Melika still has a long way to go, though. First of all, she has to learn German. When looking for a suitable German course she came across the “Bridges4Refugees” project at the University of Braunschweig Institute of Technology. This is a bridging course which is offered by the university in cooperation with the German Academic Exchange Service (DAAD).
The course is aimed at refugees who want to study for a degree but who do not yet have the German language skills to be able to do so. Depending on their level of knowledge, they learn the language within three to twelve months and then complete their course with the “German as a foreign language test” (TestDaF). If they successfully pass the test, they can then study for a degree at the TU Braunschweig – or at another university in Germany.
On her arrival in Lower Saxony, Melika couldn’t speak a word of German. She applied for the intensive language course with a certified copy of her school certificate and a covering letter in English. This was followed by a 15-minute interview in English in which the native of Iran spoke about her study-related goals. A week later she was accepted, and since August 2022 she has been learning German for five hours every day.
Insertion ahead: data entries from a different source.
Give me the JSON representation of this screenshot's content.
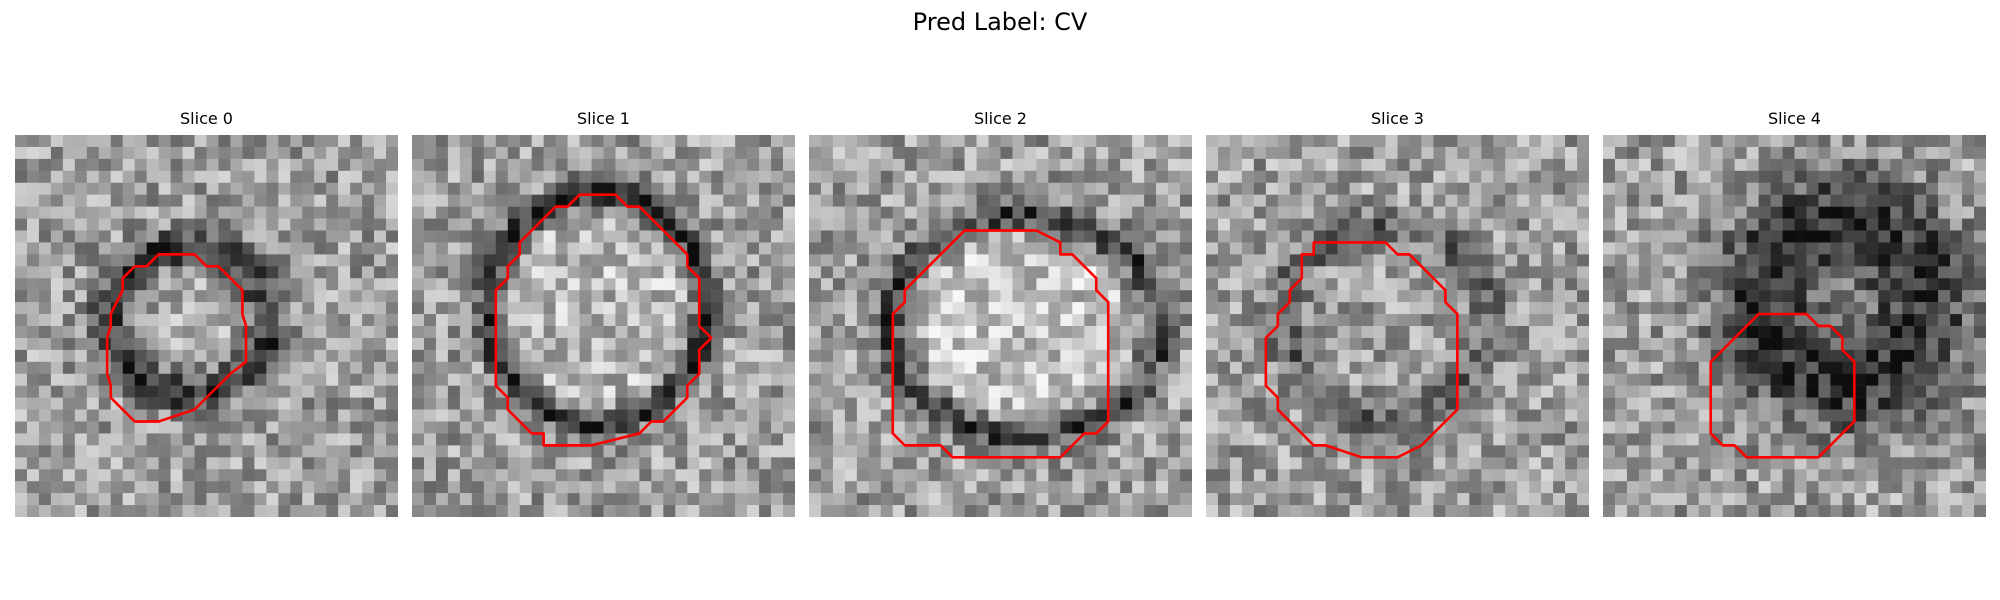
{
  "figure": {
    "suptitle": "Pred Label: CV"
  },
  "panels": [
    {
      "title": "Slice 0"
    },
    {
      "title": "Slice 1"
    },
    {
      "title": "Slice 2"
    },
    {
      "title": "Slice 3"
    },
    {
      "title": "Slice 4"
    }
  ],
  "style": {
    "contour_color": "#ff0000",
    "colormap": "grayscale"
  }
}
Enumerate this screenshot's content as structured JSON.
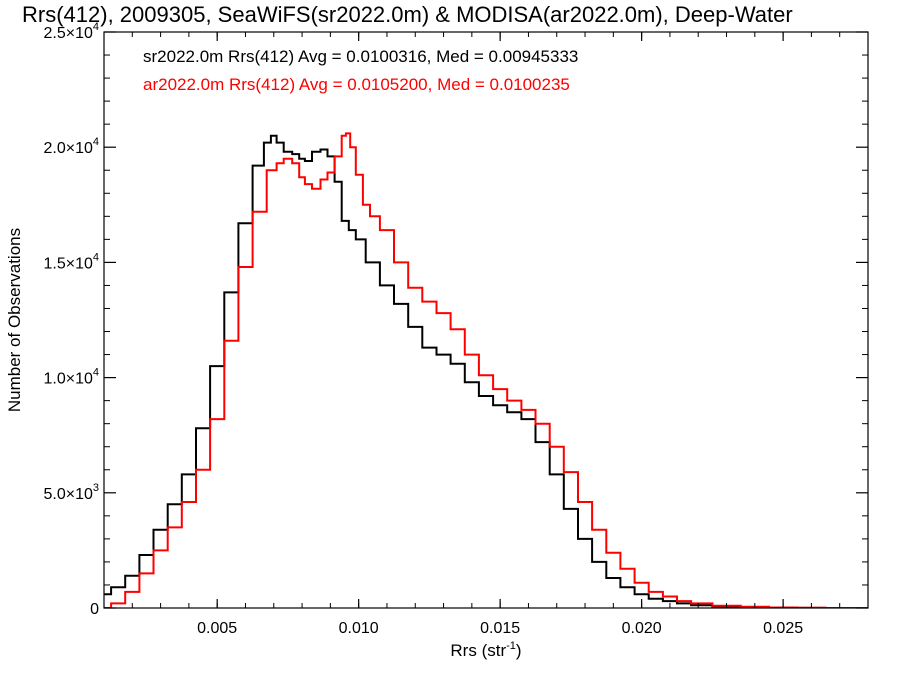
{
  "chart_data": {
    "type": "line",
    "title": "Rrs(412), 2009305, SeaWiFS(sr2022.0m) & MODISA(ar2022.0m), Deep-Water",
    "xlabel": "Rrs (str",
    "xlabel_sup": "-1",
    "xlabel_end": ")",
    "ylabel": "Number of Observations",
    "xlim": [
      0.001,
      0.028
    ],
    "ylim": [
      0,
      25000
    ],
    "grid": false,
    "x_ticks": [
      {
        "value": 0.005,
        "label": "0.005"
      },
      {
        "value": 0.01,
        "label": "0.010"
      },
      {
        "value": 0.015,
        "label": "0.015"
      },
      {
        "value": 0.02,
        "label": "0.020"
      },
      {
        "value": 0.025,
        "label": "0.025"
      }
    ],
    "y_ticks": [
      {
        "value": 0,
        "mant": "0",
        "exp": ""
      },
      {
        "value": 5000,
        "mant": "5.0×10",
        "exp": "3"
      },
      {
        "value": 10000,
        "mant": "1.0×10",
        "exp": "4"
      },
      {
        "value": 15000,
        "mant": "1.5×10",
        "exp": "4"
      },
      {
        "value": 20000,
        "mant": "2.0×10",
        "exp": "4"
      },
      {
        "value": 25000,
        "mant": "2.5×10",
        "exp": "4"
      }
    ],
    "series": [
      {
        "name": "sr2022.0m Rrs(412) Avg = 0.0100316, Med = 0.00945333",
        "color": "#000000",
        "x": [
          0.001,
          0.0015,
          0.002,
          0.0025,
          0.003,
          0.0035,
          0.004,
          0.0045,
          0.005,
          0.0055,
          0.006,
          0.0065,
          0.0068,
          0.007,
          0.0072,
          0.0075,
          0.0078,
          0.008,
          0.0082,
          0.0085,
          0.0088,
          0.009,
          0.0093,
          0.0095,
          0.0098,
          0.01,
          0.0105,
          0.011,
          0.0115,
          0.012,
          0.0125,
          0.013,
          0.0135,
          0.014,
          0.0145,
          0.015,
          0.0155,
          0.016,
          0.0165,
          0.017,
          0.0175,
          0.018,
          0.0185,
          0.019,
          0.0195,
          0.02,
          0.0205,
          0.021,
          0.0215,
          0.022,
          0.023,
          0.024,
          0.025,
          0.026,
          0.027,
          0.028
        ],
        "y": [
          600,
          900,
          1400,
          2300,
          3400,
          4500,
          5800,
          7800,
          10500,
          13700,
          16700,
          19200,
          20200,
          20500,
          20200,
          19800,
          19700,
          19500,
          19400,
          19800,
          19900,
          19600,
          18500,
          16800,
          16400,
          16000,
          15000,
          14000,
          13200,
          12200,
          11300,
          11000,
          10600,
          9800,
          9200,
          8800,
          8500,
          8200,
          7200,
          5800,
          4300,
          3000,
          2000,
          1300,
          900,
          600,
          400,
          300,
          200,
          120,
          50,
          20,
          10,
          5,
          0,
          0
        ]
      },
      {
        "name": "ar2022.0m Rrs(412) Avg = 0.0105200, Med = 0.0100235",
        "color": "#ff0000",
        "x": [
          0.001,
          0.0015,
          0.002,
          0.0025,
          0.003,
          0.0035,
          0.004,
          0.0045,
          0.005,
          0.0055,
          0.006,
          0.0065,
          0.007,
          0.0072,
          0.0075,
          0.0078,
          0.008,
          0.0082,
          0.0085,
          0.0088,
          0.009,
          0.0093,
          0.0095,
          0.0096,
          0.0098,
          0.01,
          0.0103,
          0.0105,
          0.011,
          0.0115,
          0.012,
          0.0125,
          0.013,
          0.0135,
          0.014,
          0.0145,
          0.015,
          0.0155,
          0.016,
          0.0165,
          0.017,
          0.0175,
          0.018,
          0.0185,
          0.019,
          0.0195,
          0.02,
          0.0205,
          0.021,
          0.0215,
          0.022,
          0.023,
          0.024,
          0.025,
          0.026,
          0.027,
          0.028
        ],
        "y": [
          0,
          200,
          700,
          1500,
          2500,
          3500,
          4600,
          6000,
          8200,
          11600,
          14800,
          17200,
          19000,
          19300,
          19500,
          19300,
          18700,
          18400,
          18200,
          18600,
          18900,
          19600,
          20500,
          20600,
          20000,
          18800,
          17500,
          17000,
          16400,
          15000,
          13900,
          13300,
          12800,
          12100,
          11000,
          10100,
          9500,
          9000,
          8600,
          8000,
          7000,
          5900,
          4600,
          3400,
          2400,
          1700,
          1100,
          700,
          500,
          300,
          200,
          100,
          50,
          20,
          10,
          0,
          0
        ]
      }
    ]
  }
}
“It is, of course, very intense, but both the atmosphere on the course and the classes are great,” explains Melika. “I am also very motivated because I want to build a good life for myself in Germany – and having good language skills is very important for that.” She has already achieved the B1 language level, but wants to learn more. “The better my German is, the easier it will be for me to study for a degree.”
Melika is planning to pass the final test for her language course in September 2023 before attending a preparative course in maths. “I’ve spoken to several students at the university and have heard that such a course could be helpful in refreshing my knowledge of maths.”
At the same time, the 22-year-old wants to apply for a place on the psychology programme at the University of Braunschweig Institute of Technology, and hopes to be able to start her degree in the summer semester of 2024.